Un contraste saisissant avec les attentes. Recruté pour viser le titre, Dominique Aegerter doit aujourd’hui composer avec une frustration grandissante. Comme encore récemment en Hongrie: «Nous sommes partis 19es sur la grille, j’ai tout donné. Le seul point récolté (pour la 15e place, ndlr) en dit long.»
D’un patron à un pilote en difficulté
Le coup est d’autant plus dur que le Suisse dominait outrageusement la catégorie il y a peu. Sacré champion du monde Supersport en 2021 et 2022, il enchaînait alors podiums et victoires. Aujourd’hui, il doit se contenter de places d’honneur lointaines — 12e, 15e — pendant que d’autres se disputent les succès.
Cette chute de régime marque la plus grande crise de sa carrière. Jusqu’ici, chaque passage hors des catégories reines s’était soldé par des titres, que ce soit en Supersport ou en MotoE. Aegerter avait toujours semblé au-dessus du lot dans cette «deuxième division». Une image aujourd’hui fragilisée, d’autant que son coéquipier Jeremy Alcoba se montre plus performant.
Une adaptation compliquée
«Jérémy Alcoba fait du bon travail, mais il connaît mieux la Kawasaki. Moi, je ne peux pas encore piloter la moto comme je le voudrais», explique Dominique Aegerter. Le retour en Supersport, après trois saisons en Superbike, implique de s’adapter à une machine nettement moins puissante — près de 100 chevaux de moins.
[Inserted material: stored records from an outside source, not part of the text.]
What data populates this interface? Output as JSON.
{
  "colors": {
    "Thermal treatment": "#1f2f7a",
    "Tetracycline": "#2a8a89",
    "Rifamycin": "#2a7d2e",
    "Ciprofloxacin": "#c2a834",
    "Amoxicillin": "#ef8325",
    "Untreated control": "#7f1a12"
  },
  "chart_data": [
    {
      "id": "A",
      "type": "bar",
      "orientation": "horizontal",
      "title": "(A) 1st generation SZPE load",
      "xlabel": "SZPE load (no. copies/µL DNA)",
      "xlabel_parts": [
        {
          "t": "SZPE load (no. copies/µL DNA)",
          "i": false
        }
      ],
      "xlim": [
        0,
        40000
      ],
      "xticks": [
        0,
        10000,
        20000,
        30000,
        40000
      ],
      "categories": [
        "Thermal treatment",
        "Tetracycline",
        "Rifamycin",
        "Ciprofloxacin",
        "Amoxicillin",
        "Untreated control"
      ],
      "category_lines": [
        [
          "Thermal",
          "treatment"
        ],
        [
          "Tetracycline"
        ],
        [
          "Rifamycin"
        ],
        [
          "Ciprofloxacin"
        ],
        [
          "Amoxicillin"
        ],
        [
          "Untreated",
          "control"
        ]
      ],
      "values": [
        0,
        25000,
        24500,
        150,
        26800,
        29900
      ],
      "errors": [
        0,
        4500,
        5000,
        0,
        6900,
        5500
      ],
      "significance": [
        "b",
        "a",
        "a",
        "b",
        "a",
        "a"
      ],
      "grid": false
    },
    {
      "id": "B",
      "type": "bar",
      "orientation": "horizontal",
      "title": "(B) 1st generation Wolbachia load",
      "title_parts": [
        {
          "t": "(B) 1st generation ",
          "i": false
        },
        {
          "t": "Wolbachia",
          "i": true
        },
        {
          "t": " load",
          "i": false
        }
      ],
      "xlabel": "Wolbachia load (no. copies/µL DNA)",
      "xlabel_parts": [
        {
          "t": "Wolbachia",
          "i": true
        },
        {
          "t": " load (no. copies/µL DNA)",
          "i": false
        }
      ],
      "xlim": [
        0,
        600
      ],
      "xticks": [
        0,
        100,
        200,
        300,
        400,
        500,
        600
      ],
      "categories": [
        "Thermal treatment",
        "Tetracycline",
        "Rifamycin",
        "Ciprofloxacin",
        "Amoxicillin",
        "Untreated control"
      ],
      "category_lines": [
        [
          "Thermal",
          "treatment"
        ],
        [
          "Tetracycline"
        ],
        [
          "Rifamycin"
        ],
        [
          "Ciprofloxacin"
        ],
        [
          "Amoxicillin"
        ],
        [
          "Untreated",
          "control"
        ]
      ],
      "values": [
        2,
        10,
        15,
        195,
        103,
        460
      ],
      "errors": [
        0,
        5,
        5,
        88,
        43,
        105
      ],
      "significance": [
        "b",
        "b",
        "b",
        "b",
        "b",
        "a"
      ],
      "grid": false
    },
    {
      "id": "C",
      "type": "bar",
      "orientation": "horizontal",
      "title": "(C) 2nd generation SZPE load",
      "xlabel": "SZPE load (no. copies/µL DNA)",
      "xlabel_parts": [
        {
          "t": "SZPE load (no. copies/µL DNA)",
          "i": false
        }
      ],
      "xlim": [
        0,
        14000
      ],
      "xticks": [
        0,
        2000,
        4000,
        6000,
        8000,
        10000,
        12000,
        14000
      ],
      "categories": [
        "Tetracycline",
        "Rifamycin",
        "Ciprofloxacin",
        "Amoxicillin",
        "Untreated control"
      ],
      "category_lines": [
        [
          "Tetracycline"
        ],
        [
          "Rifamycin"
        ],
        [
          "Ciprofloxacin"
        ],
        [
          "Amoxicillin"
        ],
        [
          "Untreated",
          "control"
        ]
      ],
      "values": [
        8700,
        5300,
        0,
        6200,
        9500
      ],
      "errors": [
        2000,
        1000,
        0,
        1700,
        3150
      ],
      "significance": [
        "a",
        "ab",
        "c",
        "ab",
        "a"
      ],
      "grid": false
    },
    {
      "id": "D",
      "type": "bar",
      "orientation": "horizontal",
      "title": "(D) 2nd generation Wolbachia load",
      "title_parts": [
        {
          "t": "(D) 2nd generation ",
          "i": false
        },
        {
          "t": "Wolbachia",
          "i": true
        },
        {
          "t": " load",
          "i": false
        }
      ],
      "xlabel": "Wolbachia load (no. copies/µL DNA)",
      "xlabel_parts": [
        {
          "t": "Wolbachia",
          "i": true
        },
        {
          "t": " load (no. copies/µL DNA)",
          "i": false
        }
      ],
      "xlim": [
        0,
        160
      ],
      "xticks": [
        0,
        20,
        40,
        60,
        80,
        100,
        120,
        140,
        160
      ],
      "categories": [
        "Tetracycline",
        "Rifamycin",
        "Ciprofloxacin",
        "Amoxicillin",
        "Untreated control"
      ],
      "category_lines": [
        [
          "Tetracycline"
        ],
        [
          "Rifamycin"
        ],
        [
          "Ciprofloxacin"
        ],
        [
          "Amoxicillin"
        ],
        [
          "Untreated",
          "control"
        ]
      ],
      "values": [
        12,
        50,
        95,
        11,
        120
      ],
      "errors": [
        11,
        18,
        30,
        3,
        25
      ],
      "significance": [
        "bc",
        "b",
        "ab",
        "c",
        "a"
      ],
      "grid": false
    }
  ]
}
Mais le problème va au-delà de la simple transition technique. Le pilote et son équipe peinent à trouver les bons réglages pour correspondre à son style. À cela s’ajoute un facteur sous-estimé: la communication. Dans l’écurie dirigée par Manuel Puccetti, on parle italien et espagnol, alors qu’Aegerter avait brillé dans un environnement anglophone et germanophone lors de ses titres.
Un avenir déjà en jeu
Le temps presse. Sous contrat jusqu’à fin 2026 avec une option pour 2027, Dominique Aegerter doit rapidement inverser la tendance. Sans résultats, il pourrait se retrouver sans guidon — lui qui s’est juré de ne plus jamais payer pour courir.
Pour l’instant, le Bernois préfère garder le cap: «Ça vient comme ça vient. Je ne peux que donner le meilleur de moi-même à chaque course.» Habitué à rebondir, il reste convaincu qu’il saura redresser la barre.
À bientôt 36 ans, Dominique Aegerter veut encore prouver qu’il peut rivaliser avec la nouvelle génération. «J’espère que nous trouverons une solution d’ici le prochain week-end pour nous battre à nouveau là où nous devons être.»